Characterization of monoclonal antibodies against bovine insulin.

Six different monoclonal antibodies (IgG1 and IgG2a) were obtained after fusions of X63-Ag8-6.5.3 myeloma cells with spleen cells from BALB/c mice immunized with bovine insulin. Definition of binding determinants was attempted by competitive binding studies with insulins, proinsulins and modified insulins from various species. The monoclonal antibodies OXI-001 and OXI-004 were inferred to react with a region including residue A10, OXI-002 with an antigenic determinant in the B26-30 region, OXI-005 with a region including B30 and OXI-006 with a tertiary structure near the N-terminus of the B chain, possibly including B3 and A10. The equilibrium binding constants for these antibodies were calculated by three different methods (Scatchard, Langmuir and non-linear regression) and were found to be in the range of 2 X 10(7)-8 X 10(9), with good agreement between the different methods of calculation.

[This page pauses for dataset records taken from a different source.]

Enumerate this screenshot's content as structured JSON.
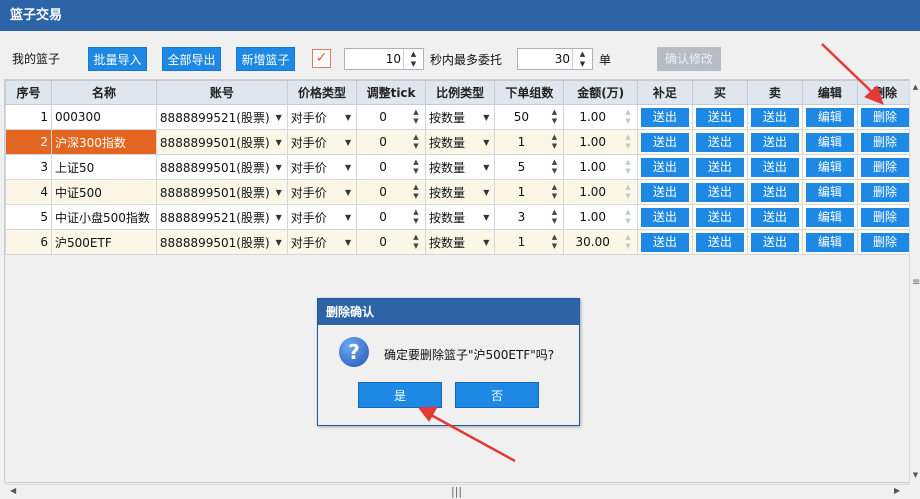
{
  "window": {
    "title": "篮子交易"
  },
  "toolbar": {
    "label": "我的篮子",
    "import_btn": "批量导入",
    "export_btn": "全部导出",
    "add_btn": "新增篮子",
    "checkbox_checked": true,
    "seconds_value": "10",
    "seconds_text": "秒内最多委托",
    "orders_value": "30",
    "orders_text": "单",
    "confirm_btn": "确认修改"
  },
  "table": {
    "headers": [
      "序号",
      "名称",
      "账号",
      "价格类型",
      "调整tick",
      "比例类型",
      "下单组数",
      "金额(万)",
      "补足",
      "买",
      "卖",
      "编辑",
      "删除"
    ],
    "rows": [
      {
        "idx": "1",
        "name": "000300",
        "account": "8888899521(股票)",
        "price_type": "对手价",
        "tick": "0",
        "ratio_type": "按数量",
        "groups": "50",
        "amount": "1.00",
        "fill": "送出",
        "buy": "送出",
        "sell": "送出",
        "edit": "编辑",
        "del": "删除"
      },
      {
        "idx": "2",
        "name": "沪深300指数",
        "account": "8888899501(股票)",
        "price_type": "对手价",
        "tick": "0",
        "ratio_type": "按数量",
        "groups": "1",
        "amount": "1.00",
        "fill": "送出",
        "buy": "送出",
        "sell": "送出",
        "edit": "编辑",
        "del": "删除"
      },
      {
        "idx": "3",
        "name": "上证50",
        "account": "8888899501(股票)",
        "price_type": "对手价",
        "tick": "0",
        "ratio_type": "按数量",
        "groups": "5",
        "amount": "1.00",
        "fill": "送出",
        "buy": "送出",
        "sell": "送出",
        "edit": "编辑",
        "del": "删除"
      },
      {
        "idx": "4",
        "name": "中证500",
        "account": "8888899501(股票)",
        "price_type": "对手价",
        "tick": "0",
        "ratio_type": "按数量",
        "groups": "1",
        "amount": "1.00",
        "fill": "送出",
        "buy": "送出",
        "sell": "送出",
        "edit": "编辑",
        "del": "删除"
      },
      {
        "idx": "5",
        "name": "中证小盘500指数",
        "account": "8888899521(股票)",
        "price_type": "对手价",
        "tick": "0",
        "ratio_type": "按数量",
        "groups": "3",
        "amount": "1.00",
        "fill": "送出",
        "buy": "送出",
        "sell": "送出",
        "edit": "编辑",
        "del": "删除"
      },
      {
        "idx": "6",
        "name": "沪500ETF",
        "account": "8888899501(股票)",
        "price_type": "对手价",
        "tick": "0",
        "ratio_type": "按数量",
        "groups": "1",
        "amount": "30.00",
        "fill": "送出",
        "buy": "送出",
        "sell": "送出",
        "edit": "编辑",
        "del": "删除"
      }
    ],
    "selected_row": 1
  },
  "dialog": {
    "title": "删除确认",
    "message": "确定要删除篮子\"沪500ETF\"吗?",
    "yes_btn": "是",
    "no_btn": "否",
    "icon": "question-icon"
  },
  "colors": {
    "title_bar": "#2d64a8",
    "button_blue": "#1e88e5",
    "selected_row": "#e2661f",
    "alt_row": "#fcf6e6",
    "annotation_arrow": "#e53935"
  }
}
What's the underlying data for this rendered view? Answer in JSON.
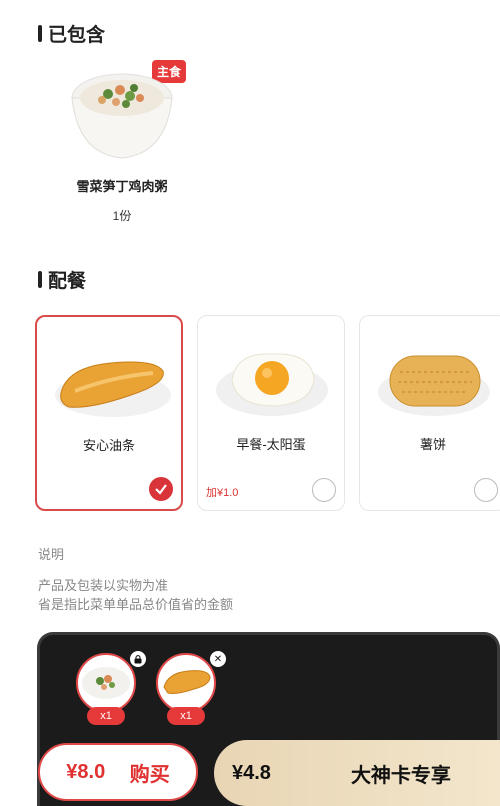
{
  "included": {
    "title": "已包含",
    "item": {
      "name": "雪菜笋丁鸡肉粥",
      "qty": "1份",
      "tag": "主食"
    }
  },
  "sides": {
    "title": "配餐",
    "items": [
      {
        "name": "安心油条",
        "price": "",
        "selected": true
      },
      {
        "name": "早餐-太阳蛋",
        "price": "加¥1.0",
        "selected": false
      },
      {
        "name": "薯饼",
        "price": "",
        "selected": false
      }
    ]
  },
  "notes": {
    "heading": "说明",
    "line1": "产品及包装以实物为准",
    "line2": "省是指比菜单单品总价值省的金额"
  },
  "cart": {
    "items": [
      {
        "qty": "x1",
        "icon": "lock-icon"
      },
      {
        "qty": "x1",
        "icon": "close-icon"
      }
    ],
    "buy_price": "¥8.0",
    "buy_label": "购买",
    "vip_price": "¥4.8",
    "vip_label": "大神卡专享"
  },
  "colors": {
    "accent": "#e63a3a",
    "vip_gold": "#e8d5b4",
    "panel": "#1b1b1b"
  }
}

As expected for a given monoclonal antibody, the heterogeneity index was close to 1.0, as calculated from Sip's logarithmic transformation of the binding equation. These parameters were compared to those of a mixture of the six different monoclonal antibodies and those of a conventional hyperimmune anti-insulin serum (guinea-pig). The half-dissociation times (t1/2) of complexes of antibody and bovine insulin ranged from 35 min to 38 h.